Heterogeneous designs orchestrate computation and memory allocation across CPU-GPU tiers. Systems like NEO or FastDecode reditribute the workload by offloading to the CPU part of the attention computations, while others like FlexInfer introduce virtual memory abstractions.
SSD-based designs have evolved from basic offloading approaches to more sophisticated designs. For example, FlexGen extends the memory hierarchy across GPU, CPU memory, and disk storage, optimizing high-throughput LLM inference on resource-constrained hardware. InstInfer instead leverages computational storage drives (CSDs) to perform in-storage attention computation, effectively bypassing PCIe bandwidth limitations. These techniques demonstrate how storage devices can be integrated into LLM inference systems either as memory hierarchy extensions or as computational resources.

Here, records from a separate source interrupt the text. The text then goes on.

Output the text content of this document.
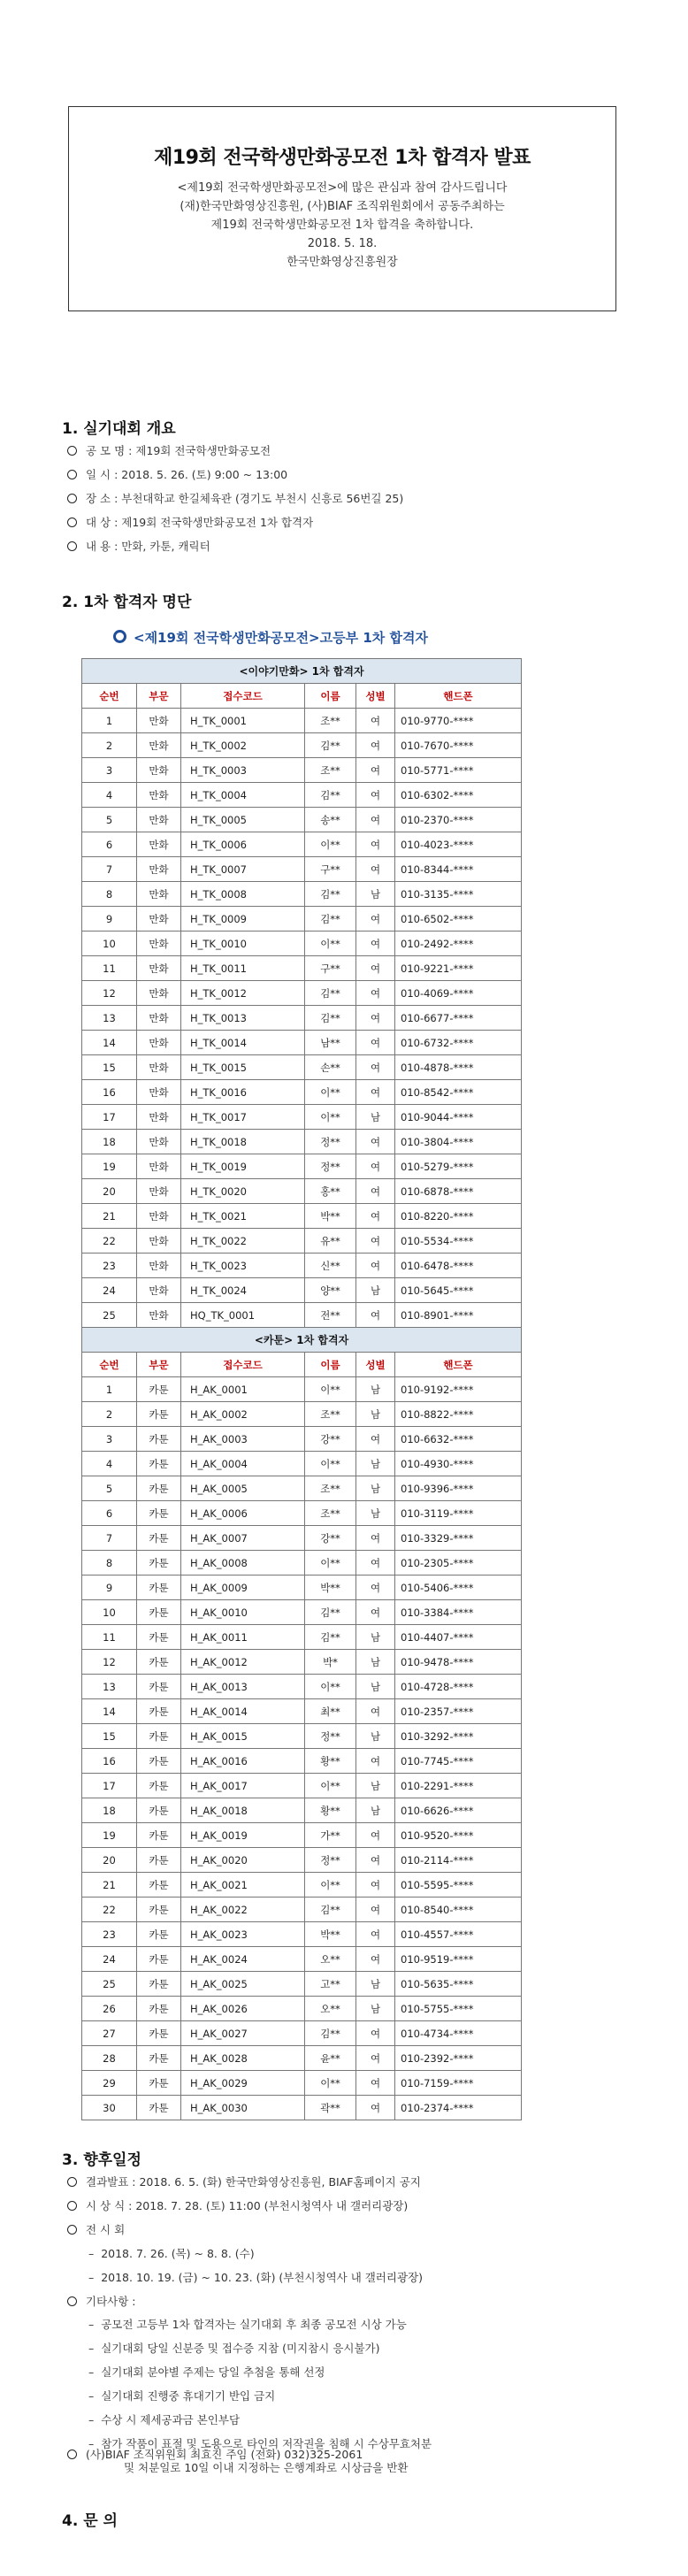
제19회 전국학생만화공모전 1차 합격자 발표
<제19회 전국학생만화공모전>에 많은 관심과 참여 감사드립니다
(재)한국만화영상진흥원, (사)BIAF 조직위원회에서 공동주최하는
제19회 전국학생만화공모전 1차 합격을 축하합니다.
2018. 5. 18.
한국만화영상진흥원장
1. 실기대회 개요
공 모 명 : 제19회 전국학생만화공모전
일 시 : 2018. 5. 26. (토) 9:00 ~ 13:00
장 소 : 부천대학교 한길체육관 (경기도 부천시 신흥로 56번길 25)
대 상 : 제19회 전국학생만화공모전 1차 합격자
내 용 : 만화, 카툰, 캐릭터
2. 1차 합격자 명단
<제19회 전국학생만화공모전>고등부 1차 합격자
<이야기만화> 1차 합격자					
순번	부문	접수코드	이름	성별	핸드폰
1	만화	H_TK_0001	조**	여	010-9770-****
2	만화	H_TK_0002	김**	여	010-7670-****
3	만화	H_TK_0003	조**	여	010-5771-****
4	만화	H_TK_0004	김**	여	010-6302-****
5	만화	H_TK_0005	송**	여	010-2370-****
6	만화	H_TK_0006	이**	여	010-4023-****
7	만화	H_TK_0007	구**	여	010-8344-****
8	만화	H_TK_0008	김**	남	010-3135-****
9	만화	H_TK_0009	김**	여	010-6502-****
10	만화	H_TK_0010	이**	여	010-2492-****
11	만화	H_TK_0011	구**	여	010-9221-****
12	만화	H_TK_0012	김**	여	010-4069-****
13	만화	H_TK_0013	김**	여	010-6677-****
14	만화	H_TK_0014	남**	여	010-6732-****
15	만화	H_TK_0015	손**	여	010-4878-****
16	만화	H_TK_0016	이**	여	010-8542-****
17	만화	H_TK_0017	이**	남	010-9044-****
18	만화	H_TK_0018	정**	여	010-3804-****
19	만화	H_TK_0019	정**	여	010-5279-****
20	만화	H_TK_0020	홍**	여	010-6878-****
21	만화	H_TK_0021	박**	여	010-8220-****
22	만화	H_TK_0022	유**	여	010-5534-****
23	만화	H_TK_0023	신**	여	010-6478-****
24	만화	H_TK_0024	양**	남	010-5645-****
25	만화	HQ_TK_0001	전**	여	010-8901-****
<카툰> 1차 합격자					
순번	부문	접수코드	이름	성별	핸드폰
1	카툰	H_AK_0001	이**	남	010-9192-****
2	카툰	H_AK_0002	조**	남	010-8822-****
3	카툰	H_AK_0003	강**	여	010-6632-****
4	카툰	H_AK_0004	이**	남	010-4930-****
5	카툰	H_AK_0005	조**	남	010-9396-****
6	카툰	H_AK_0006	조**	남	010-3119-****
7	카툰	H_AK_0007	강**	여	010-3329-****
8	카툰	H_AK_0008	이**	여	010-2305-****
9	카툰	H_AK_0009	박**	여	010-5406-****
10	카툰	H_AK_0010	김**	여	010-3384-****
11	카툰	H_AK_0011	김**	남	010-4407-****
12	카툰	H_AK_0012	박*	남	010-9478-****
13	카툰	H_AK_0013	이**	남	010-4728-****
14	카툰	H_AK_0014	최**	여	010-2357-****
15	카툰	H_AK_0015	정**	남	010-3292-****
16	카툰	H_AK_0016	황**	여	010-7745-****
17	카툰	H_AK_0017	이**	남	010-2291-****
18	카툰	H_AK_0018	황**	남	010-6626-****
19	카툰	H_AK_0019	가**	여	010-9520-****
20	카툰	H_AK_0020	정**	여	010-2114-****
21	카툰	H_AK_0021	이**	여	010-5595-****
22	카툰	H_AK_0022	김**	여	010-8540-****
23	카툰	H_AK_0023	박**	여	010-4557-****
24	카툰	H_AK_0024	오**	여	010-9519-****
25	카툰	H_AK_0025	고**	남	010-5635-****
26	카툰	H_AK_0026	오**	남	010-5755-****
27	카툰	H_AK_0027	김**	여	010-4734-****
28	카툰	H_AK_0028	윤**	여	010-2392-****
29	카툰	H_AK_0029	이**	여	010-7159-****
30	카툰	H_AK_0030	곽**	여	010-2374-****
3. 향후일정
결과발표 : 2018. 6. 5. (화) 한국만화영상진흥원, BIAF홈페이지 공지
시 상 식 : 2018. 7. 28. (토) 11:00 (부천시청역사 내 갤러리광장)
전 시 회
–  2018. 7. 26. (목) ~ 8. 8. (수)
–  2018. 10. 19. (금) ~ 10. 23. (화) (부천시청역사 내 갤러리광장)
기타사항 :
–  공모전 고등부 1차 합격자는 실기대회 후 최종 공모전 시상 가능
–  실기대회 당일 신분증 및 접수증 지참 (미지참시 응시불가)
–  실기대회 분야별 주제는 당일 추첨을 통해 선정
–  실기대회 진행중 휴대기기 반입 금지
–  수상 시 제세공과금 본인부담
–  참가 작품이 표절 및 도용으로 타인의 저작권을 침해 시 수상무효처분
및 처분일로 10일 이내 지정하는 은행계좌로 시상금을 반환
4. 문 의
(사)BIAF 조직위원회 최효진 주임 (전화) 032)325-2061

For a more detailed description of each technique, check out the survey.

Conclusions

System-level KV cache optimizations show that working across the stack can bring impressive speedups and manage physical resources more efficiently than it could ever be done at the LLM’s abstraction level. Operating systems and hardware layouts offer plenty of space for optimizations of workloads that have somewhat predictable patterns such as attention computations and KV caching show, and these are just a few examples of what could be done in the near future.

This is the end of our review. The original paper includes an additional section on long-context benchmarks which we’re not going to cover, so head to the survey if you’re interested in the topic.